○平岡
委員 新聞報道等でもそういう逮捕容疑というのが挙げられているわけでありますけれども、ただ、この
事件についてちょっと鳥瞰図的に物事を見ると、インサイダーがあったのかどうかということについてはよくはわからないんですけれども、そういう問題よりは、むしろ、既に大量に仕込んでいた株式というのを高値でうまく売り抜けた、そういう売り抜けるために何かいろいろなことをやってきたのではないかというようなところが、私は、大きな目で見たときのこの
事件の全容的なものではないのかなというふうには思うんですね。ただ、全容が全部
犯罪ということではなくて、その全容の中に細切れ的に、一部分的に
犯罪に当たる行為があったということもまたあり得ることなのかなというふうには思います。
そういう
意味で、今回の
事件については、公開買い付け等に関するインサイダー取引というような位置づけの中で今
捜査が進められている。逮捕されたということについては、それはそれとして、それを否定するものではないんですけれども、実は、こういう形で逮捕されたということで、市場
関係者とかあるいはファンドマネジャーに混乱が生じているというふうなことも聞いているわけであります。
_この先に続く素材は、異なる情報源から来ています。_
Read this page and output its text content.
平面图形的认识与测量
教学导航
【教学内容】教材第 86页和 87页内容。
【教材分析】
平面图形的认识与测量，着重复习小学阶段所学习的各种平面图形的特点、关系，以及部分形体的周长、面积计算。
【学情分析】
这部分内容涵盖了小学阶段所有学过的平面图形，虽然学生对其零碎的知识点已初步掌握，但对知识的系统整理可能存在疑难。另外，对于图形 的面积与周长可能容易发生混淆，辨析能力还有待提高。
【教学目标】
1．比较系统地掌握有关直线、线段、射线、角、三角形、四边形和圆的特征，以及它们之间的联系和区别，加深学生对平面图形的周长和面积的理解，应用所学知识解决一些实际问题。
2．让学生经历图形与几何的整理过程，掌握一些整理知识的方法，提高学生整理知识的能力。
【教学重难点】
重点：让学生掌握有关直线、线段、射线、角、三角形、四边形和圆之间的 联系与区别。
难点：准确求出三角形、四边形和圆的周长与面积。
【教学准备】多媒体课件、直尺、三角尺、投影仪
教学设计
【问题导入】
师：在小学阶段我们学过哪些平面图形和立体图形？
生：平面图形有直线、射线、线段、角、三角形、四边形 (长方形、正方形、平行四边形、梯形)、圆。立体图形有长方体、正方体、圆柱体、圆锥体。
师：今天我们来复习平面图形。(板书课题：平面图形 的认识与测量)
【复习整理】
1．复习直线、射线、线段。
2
すなわち、どういうことかというと、先ほど容疑事実、嫌疑事実ということを言っていただきましたけれども、先ほどありました、総株主の議決権数の百分の五以上の株券等を買い集めることについての決定をした旨の公開買い付けに準ずる行為の実施に関する事実の伝達を受けたというくだりでありますけれども、その件について、実は、
平成十一年の六月十日の日本織物加工
事件において、インサイダー取引の判例というのが出ているわけですよね。
この中では、ちょっと私も詳しくは申し上げませんけれども、株式の発行についての決定というものについてはどういうものなのかという話として、株式発行が確実に実行されるとの予測が成り立つことは要しないというようなくだりがあるというふうに聞いています。
そういうこととの
関係で今回の問題を考えてみると、公開買い付け等の実施を決定したというためにはどういう
状況が必要なのかと考えてみたときに、この判例をもとに考えれば、当該公開買い付け等が確実に実行されるとの予測が成り立つことは必要としないというような考え方も成り立ってくるだろう。そうなってくると、私が冒頭申し上げましたように、市場
関係者の方々は、そういうある程度未必的に認識したことでインサイダー取引になってしまうというようなことになってしまうと、危なくて、自分がどういうふうな資金運用をしていいのか、非常に難しくなってしまうというような問題が発生しておるということになるわけであります。
そういう
意味で、当局にお伺いしたいのは、この公開買い付け等の実施を決定したということについて言えば、当該公開買い付け等が確実に実施されるとの予測が成り立つことは要しないという従来の判例に沿った考え方というのが成り立っているんでしょうか。どういう考え方になっているんでしょうか。